Vanya de n'est pas du tout violent envers Ani. Et au moins au début, il semble véritablement amoureux d'elle et de l'idée romancée d'elle, de cette façon hormonale, complètement irrationnelle et éphémère dont les collégiens s'écrasent les uns sur les autres. Mais c'est un homme-enfant sans âme vivant de la richesse de ses parents et totalement incapable d'établir un lien profond avec autre chose que son stylo vape et sa console de jeux vidéo. Et il évite complètement les conflits : il laisse ses parents découvrir Ani et le mariage à travers le moulin à rumeurs, et s'enfuit comme le coquin qu'il est une fois qu'il doit faire face aux conséquences, laissant Ani mortifiée se débrouiller seule. Elle veut désespérément sauver cette relation, mais il ne lui donne absolument rien sur quoi travailler.

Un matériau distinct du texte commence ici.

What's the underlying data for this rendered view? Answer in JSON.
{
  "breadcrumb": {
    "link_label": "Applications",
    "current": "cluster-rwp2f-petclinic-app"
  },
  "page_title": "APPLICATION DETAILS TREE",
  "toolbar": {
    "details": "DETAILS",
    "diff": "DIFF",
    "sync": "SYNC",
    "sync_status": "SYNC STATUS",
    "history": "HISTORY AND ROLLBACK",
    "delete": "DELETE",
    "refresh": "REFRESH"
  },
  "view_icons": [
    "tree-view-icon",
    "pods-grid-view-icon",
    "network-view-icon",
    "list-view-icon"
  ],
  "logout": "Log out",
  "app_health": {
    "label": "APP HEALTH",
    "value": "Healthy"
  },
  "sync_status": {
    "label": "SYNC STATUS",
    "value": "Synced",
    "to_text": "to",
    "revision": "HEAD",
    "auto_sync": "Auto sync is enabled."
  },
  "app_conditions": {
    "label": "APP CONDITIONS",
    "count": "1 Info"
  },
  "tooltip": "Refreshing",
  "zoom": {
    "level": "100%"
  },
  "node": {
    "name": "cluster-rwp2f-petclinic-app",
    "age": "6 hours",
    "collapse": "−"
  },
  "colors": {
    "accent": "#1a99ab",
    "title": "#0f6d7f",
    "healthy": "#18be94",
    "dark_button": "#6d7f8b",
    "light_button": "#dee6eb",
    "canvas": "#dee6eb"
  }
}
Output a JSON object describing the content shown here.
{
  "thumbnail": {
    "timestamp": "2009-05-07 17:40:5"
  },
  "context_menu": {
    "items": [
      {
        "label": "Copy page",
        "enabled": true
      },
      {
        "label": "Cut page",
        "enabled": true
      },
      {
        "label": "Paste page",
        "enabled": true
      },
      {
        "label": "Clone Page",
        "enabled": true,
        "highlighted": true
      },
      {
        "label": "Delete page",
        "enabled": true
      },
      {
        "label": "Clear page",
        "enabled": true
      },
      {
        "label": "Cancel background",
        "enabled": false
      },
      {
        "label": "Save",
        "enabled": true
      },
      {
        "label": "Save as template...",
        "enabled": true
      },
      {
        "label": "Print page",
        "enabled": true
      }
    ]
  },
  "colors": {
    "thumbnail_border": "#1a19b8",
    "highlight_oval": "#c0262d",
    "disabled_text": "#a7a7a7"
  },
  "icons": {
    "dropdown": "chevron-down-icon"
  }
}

C’est peut-être vraiment un cauchemar à sa manière très spécifique. L’horreur n’est cependant pas la violence sexuelle – c’est la naïveté obscurcissante de l’immaturité. Comme Cabiria, le parcours d'Ani est celui d'une femme qui met ses espoirs et ses rêves dans un homme, pour finalement se rendre compte lentement qu'il est une déception pathétique. Elle pensait que c'était un homme, mais ce n'était qu'un petit garçon. Honnêtement, c'est tellement pertinent.